I’m not trying to shove this movie down everyone’s throats. Well, maybe a little bit (reminder: August 13 is the opening day of The X-Files: I Want to Believe). General reception to the new X-Files movie has been lukewarm but from everything I’ve read, it’s apparent that the movie is a gift to fans (read: X-phile “shippers”). Granted, some who might have been expecting a grander cinematic offering like the first film, Fight the Future, were disappointed to see a smaller-scale thriller with underdeveloped plot. The X file, they say, took a backseat to character study and the exploration of Mulder and Scully’s relationship. It’s The X-Files at its core – the ever-precarious balance between faith and science. It’s a love story, although in the true X-Files sense (ambiguous and repressed). I’ve spoiled myself with the actual movie clips that fans have uploaded at YouTube and I realized that although the words and the looks that these two gave each other brought out the totally squealing fangirl in me, I don’t think anybody who’s not familiar with the show will understand why those seemingly typical scenes that depict two people in a relationship are pivotal in a decade-long wait for tying up loose ends.
MSR, the Mulder-Scully relationship as fans call it, has been nothing like anything depicted on TV before The X-Files and nothing ever since, partly owing to the actors’ much-raved-about chemistry and partly owing to Chris Carter’s (the series creator) initial insistence to keep the two characters’ relationship strictly platonic and professional. I am watching a season 3 episode as I am typing this post, The War of the Coprophages. Without getting into the plot that pretty much revolved around metallic killer cockroaches, I love this episode because Mulder gets to flirt with a scientist named Bambi while Scully acts jealous and territorial. As if to emphasize the silliness of this episode, my favorite (spooky) duo ended up both covered in dung and insulting each other.
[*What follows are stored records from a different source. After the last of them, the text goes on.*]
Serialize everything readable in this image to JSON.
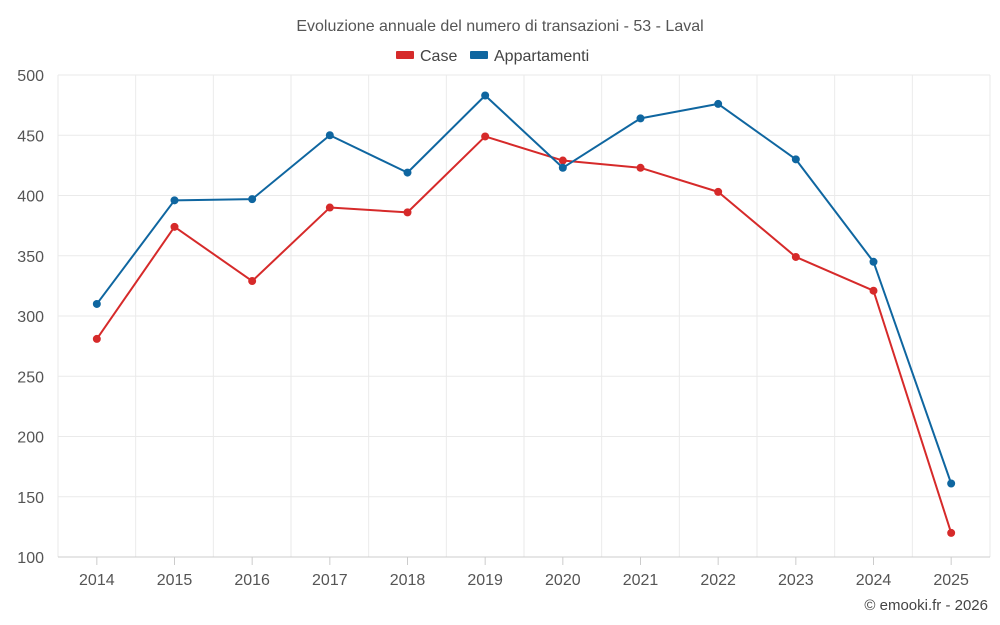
{
  "chart_data": {
    "type": "line",
    "title": "Evoluzione annuale del numero di transazioni - 53 - Laval",
    "categories": [
      "2014",
      "2015",
      "2016",
      "2017",
      "2018",
      "2019",
      "2020",
      "2021",
      "2022",
      "2023",
      "2024",
      "2025"
    ],
    "series": [
      {
        "name": "Case",
        "color": "#d62a2a",
        "values": [
          281,
          374,
          329,
          390,
          386,
          449,
          429,
          423,
          403,
          349,
          321,
          120
        ]
      },
      {
        "name": "Appartamenti",
        "color": "#0f66a0",
        "values": [
          310,
          396,
          397,
          450,
          419,
          483,
          423,
          464,
          476,
          430,
          345,
          161
        ]
      }
    ],
    "ylim": [
      100,
      500
    ],
    "yticks": [
      100,
      150,
      200,
      250,
      300,
      350,
      400,
      450,
      500
    ],
    "xlabel": "",
    "ylabel": "",
    "grid": true,
    "legend": "top-center"
  },
  "credit": "© emooki.fr - 2026"
}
It was goofy and funny and reminded me of classic exchanges such as the phone conversation below.

Mulder (sitting in a car parked in nowhere land): Did you ever look up into a night sky and feel certain that not only was something up there, but it was looking down on you at that exact same moment and was just as curious about you as you are about it?

Scully (at home, cleaning her gun) : Mulder, I think the only thing more fortuitous than the emergence of life on this planet is that through purely random laws of biological evolution, an intelligence as complex as ours ever emanated from it. The very idea of intelligent alien life is not only astronomically improbable, but, at its most basic level, downright anti-Darwinian.

Mulder: Scully, what are you wearing?

Oh, the humanity! Have you ever seen a more geeky pair than these two?